Der Florida-Effekt geht auf ein Experiment des Sozialpsychologen John Bargh aus dem Jahr 1996 zurück, der seine Versuchspersonen zunächst Sätze aus Wörtern bilden ließ, die mit dem Alter assoziiert werden, z. B. „grau“, „Falte“, „vergesslich“, „Glatze“, „Florida“. Danach mussten die ProbandInnen durch einen Gang in einen anderen Raum gehen, woge diese in der Regel deutlich langsamer als andere StudienteilnehmerInnen gingen, die mit neutralen Wörtern Sätze gebildet hatten. Bargh führte diese langsamere Gehen auf Priming zurück, wonach durch subtile Beeinflussungen wie stimmungserzeugende Wörter man implizite Gedächtnisinhalte aktivieren kann, die das Verhalten beeinflussen.

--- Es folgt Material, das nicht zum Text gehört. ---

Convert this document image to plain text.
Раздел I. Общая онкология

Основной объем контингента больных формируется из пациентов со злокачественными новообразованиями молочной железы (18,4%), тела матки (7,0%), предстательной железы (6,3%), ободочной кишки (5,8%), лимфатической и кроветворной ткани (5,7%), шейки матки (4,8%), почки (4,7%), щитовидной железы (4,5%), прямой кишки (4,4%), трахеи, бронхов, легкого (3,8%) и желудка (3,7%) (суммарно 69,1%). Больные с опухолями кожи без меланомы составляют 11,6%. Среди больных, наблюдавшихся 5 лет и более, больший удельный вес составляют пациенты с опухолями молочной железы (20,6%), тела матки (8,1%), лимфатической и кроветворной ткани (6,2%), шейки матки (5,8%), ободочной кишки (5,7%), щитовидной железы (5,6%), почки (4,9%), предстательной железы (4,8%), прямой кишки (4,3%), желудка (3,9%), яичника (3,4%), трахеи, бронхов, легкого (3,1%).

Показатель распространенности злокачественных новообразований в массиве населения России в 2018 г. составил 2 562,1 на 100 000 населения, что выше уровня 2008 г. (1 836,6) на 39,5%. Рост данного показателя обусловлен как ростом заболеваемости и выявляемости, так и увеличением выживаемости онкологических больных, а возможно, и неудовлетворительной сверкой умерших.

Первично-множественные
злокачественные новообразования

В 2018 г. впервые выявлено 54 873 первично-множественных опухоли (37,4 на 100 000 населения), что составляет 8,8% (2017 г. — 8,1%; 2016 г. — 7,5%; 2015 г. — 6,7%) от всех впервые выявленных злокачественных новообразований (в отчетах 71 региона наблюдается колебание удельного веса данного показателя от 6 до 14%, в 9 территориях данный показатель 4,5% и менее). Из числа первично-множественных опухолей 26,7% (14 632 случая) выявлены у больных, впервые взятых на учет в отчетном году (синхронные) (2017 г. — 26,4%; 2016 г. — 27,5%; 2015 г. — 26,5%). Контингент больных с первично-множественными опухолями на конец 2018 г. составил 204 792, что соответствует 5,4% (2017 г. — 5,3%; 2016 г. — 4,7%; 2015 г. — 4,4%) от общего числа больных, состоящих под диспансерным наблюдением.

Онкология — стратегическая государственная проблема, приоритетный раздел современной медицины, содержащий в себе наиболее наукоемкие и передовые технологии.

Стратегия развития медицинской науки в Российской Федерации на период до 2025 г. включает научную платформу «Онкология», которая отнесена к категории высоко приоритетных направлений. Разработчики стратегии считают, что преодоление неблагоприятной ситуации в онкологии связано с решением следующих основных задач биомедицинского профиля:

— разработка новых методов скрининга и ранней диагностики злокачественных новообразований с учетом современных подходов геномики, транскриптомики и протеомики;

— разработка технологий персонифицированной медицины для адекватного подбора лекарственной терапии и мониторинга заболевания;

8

Dass der Florida-Effekt auch in der anderen Richtung funktioniert, konnte dadurch gezeigt werden, dass Probanden fünf Minuten lang betont langsam umhergehen mussten und danach besser als eine Kontrollgruppe jene Wörter identifizieren konnten, die mit alten Menschen assoziiert sind.

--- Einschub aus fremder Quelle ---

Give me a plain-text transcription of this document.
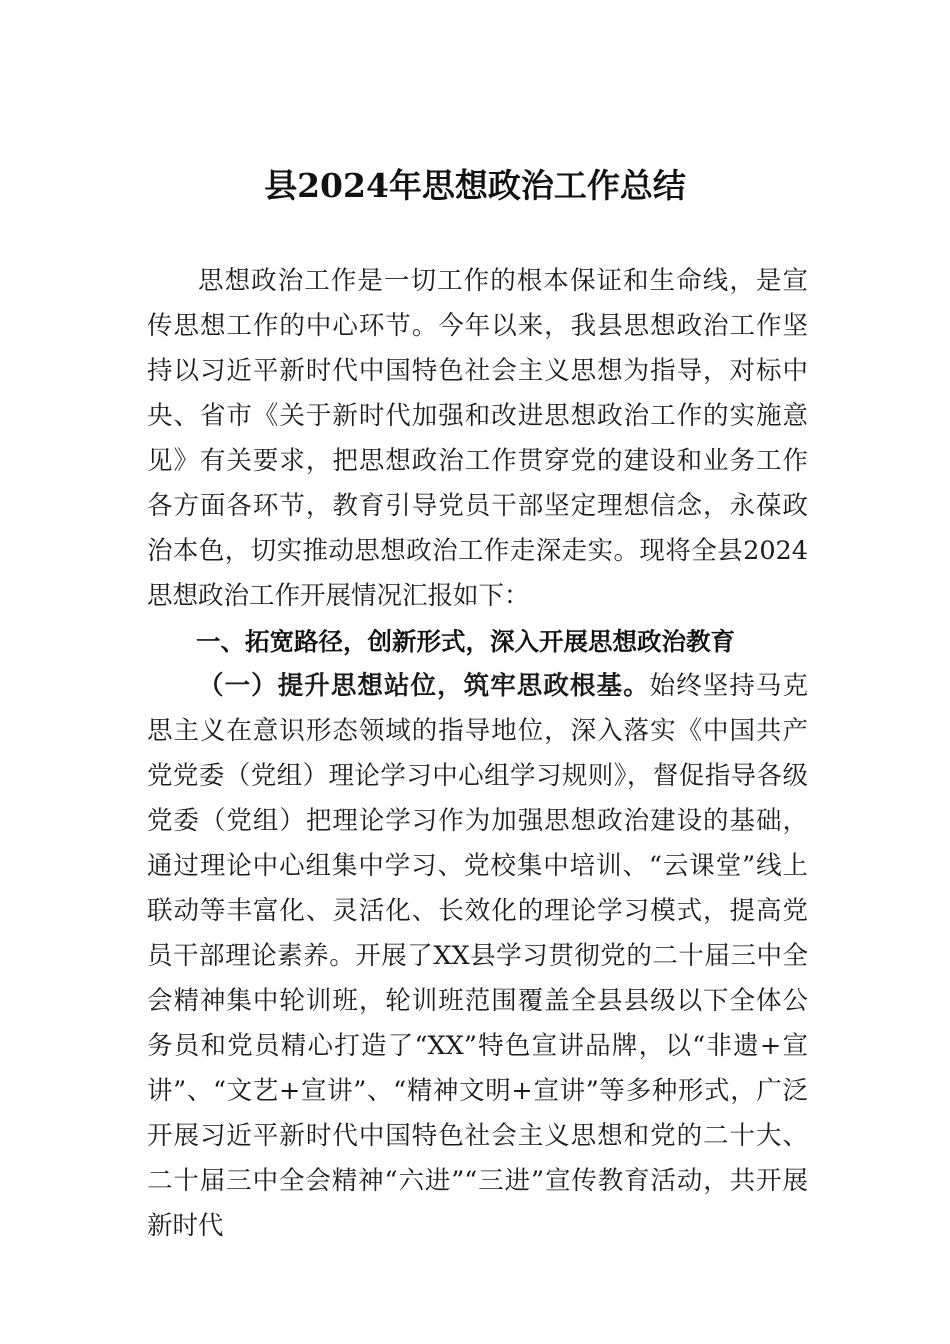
县2024年思想政治工作总结

思想政治工作是一切工作的根本保证和生命线，是宣传思想工作的中心环节。今年以来，我县思想政治工作坚持以习近平新时代中国特色社会主义思想为指导，对标中央、省市《关于新时代加强和改进思想政治工作的实施意见》有关要求，把思想政治工作贯穿党的建设和业务工作各方面各环节，教育引导党员干部坚定理想信念，永葆政治本色，切实推动思想政治工作走深走实。现将全县2024思想政治工作开展情况汇报如下：

一、拓宽路径，创新形式，深入开展思想政治教育

（一）提升思想站位，筑牢思政根基。始终坚持马克思主义在意识形态领域的指导地位，深入落实《中国共产党党委（党组）理论学习中心组学习规则》，督促指导各级党委（党组）把理论学习作为加强思想政治建设的基础，通过理论中心组集中学习、党校集中培训、“云课堂”线上联动等丰富化、灵活化、长效化的理论学习模式，提高党员干部理论素养。开展了XX县学习贯彻党的二十届三中全会精神集中轮训班，轮训班范围覆盖全县县级以下全体公务员和党员精心打造了“XX”特色宣讲品牌，以“非遗+宣讲”、“文艺+宣讲”、“精神文明+宣讲”等多种形式，广泛开展习近平新时代中国特色社会主义思想和党的二十大、二十届三中全会精神“六进”“三进”宣传教育活动，共开展新时代
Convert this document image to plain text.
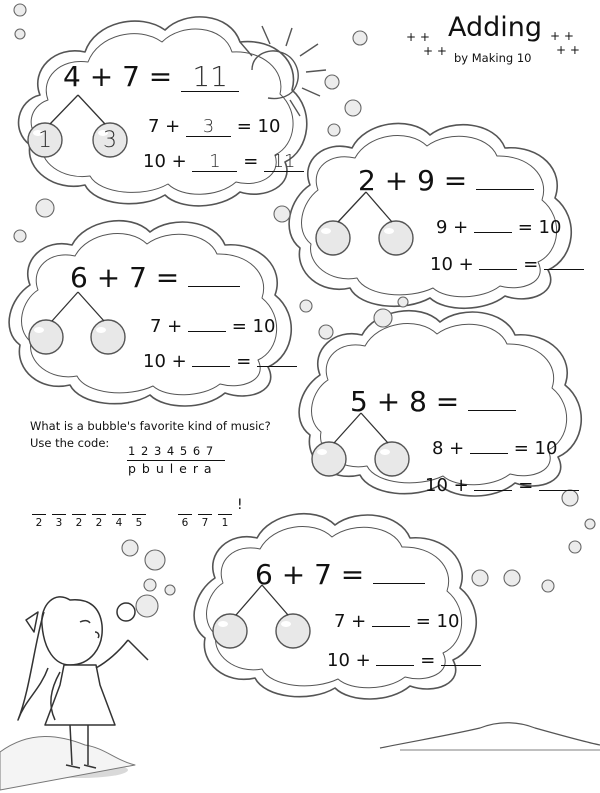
Adding
by Making 10
+ +
+ +
+ +
+ +
4 + 7 = 11
1	3
7 + 3 = 10
10 + 1 = 11
2 + 9 =
9 +	= 10
10 +	=
6 + 7 =
7 +	= 10
10 +	=
5 + 8 =
8 +	= 10
10 +	=
6 + 7 =
7 +	= 10
10 +	=
What is a bubble's favorite kind of music?
Use the code:
1 2 3 4 5 6 7
p b u l e r a
2	3	2	2	4	5	6	7	1
!
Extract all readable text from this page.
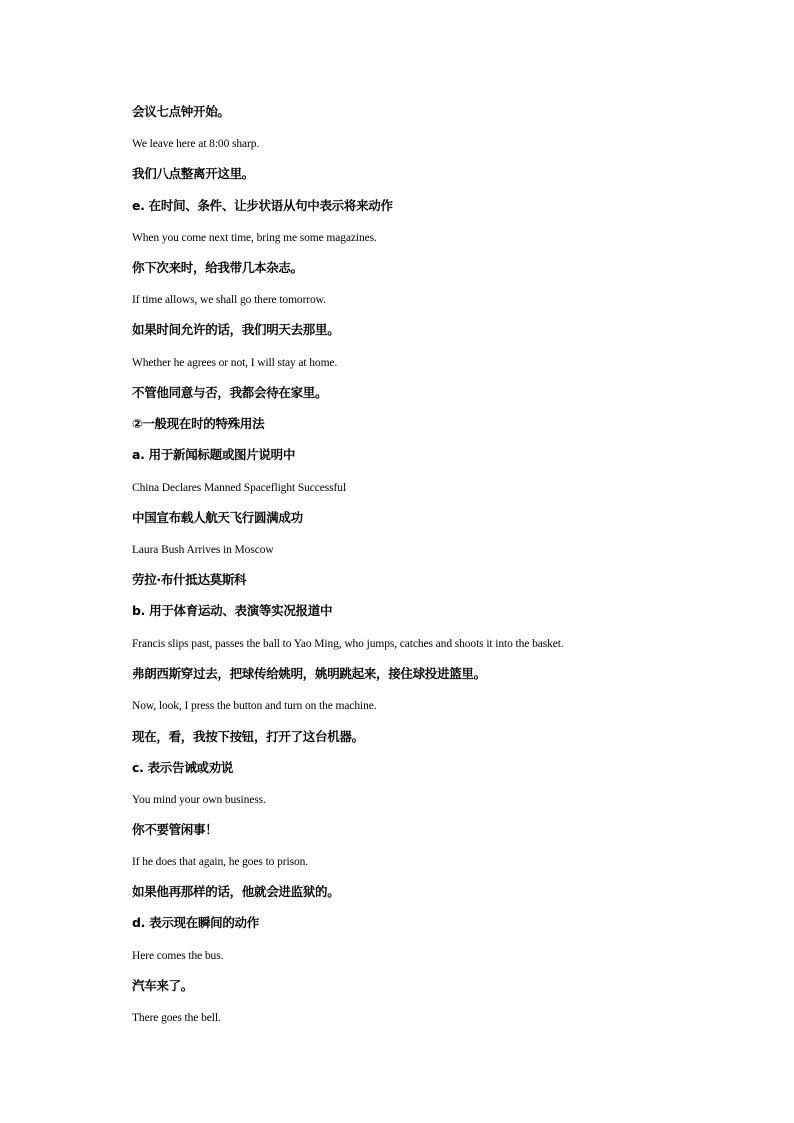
会议七点钟开始。
We leave here at 8:00 sharp.
我们八点整离开这里。
e. 在时间、条件、让步状语从句中表示将来动作
When you come next time, bring me some magazines.
你下次来时，给我带几本杂志。
If time allows, we shall go there tomorrow.
如果时间允许的话，我们明天去那里。
Whether he agrees or not, I will stay at home.
不管他同意与否，我都会待在家里。
②一般现在时的特殊用法
a. 用于新闻标题或图片说明中
China Declares Manned Spaceflight Successful
中国宣布载人航天飞行圆满成功
Laura Bush Arrives in Moscow
劳拉·布什抵达莫斯科
b. 用于体育运动、表演等实况报道中
Francis slips past, passes the ball to Yao Ming, who jumps, catches and shoots it into the basket.
弗朗西斯穿过去，把球传给姚明，姚明跳起来，接住球投进篮里。
Now, look, I press the button and turn on the machine.
现在，看，我按下按钮，打开了这台机器。
c. 表示告诫或劝说
You mind your own business.
你不要管闲事！
If he does that again, he goes to prison.
如果他再那样的话，他就会进监狱的。
d. 表示现在瞬间的动作
Here comes the bus.
汽车来了。
There goes the bell.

Der Florida-Effekt konnte übrigens später in einer Studie nicht reproduziert werden, was zu einer Kontroverse über die Nachweisbarkeit von Priming führte. In letzter Zeit werden diese Forschungsergebnisse daher immer wieder angezweifelt.

Literatur & Quellen

Bargh, J. A., Chen, M., & Burrows, L. (1996). Automaticity of social behavior: Direct effects of trait construct and stereotype priming on action. Journal of Personality and Social Psychology, 71, 230-244.
Morsella, E., Bargh, J. A., & Gollwitzer, P. M. (2009). Oxford handbook of human action. New York: Oxford University Press.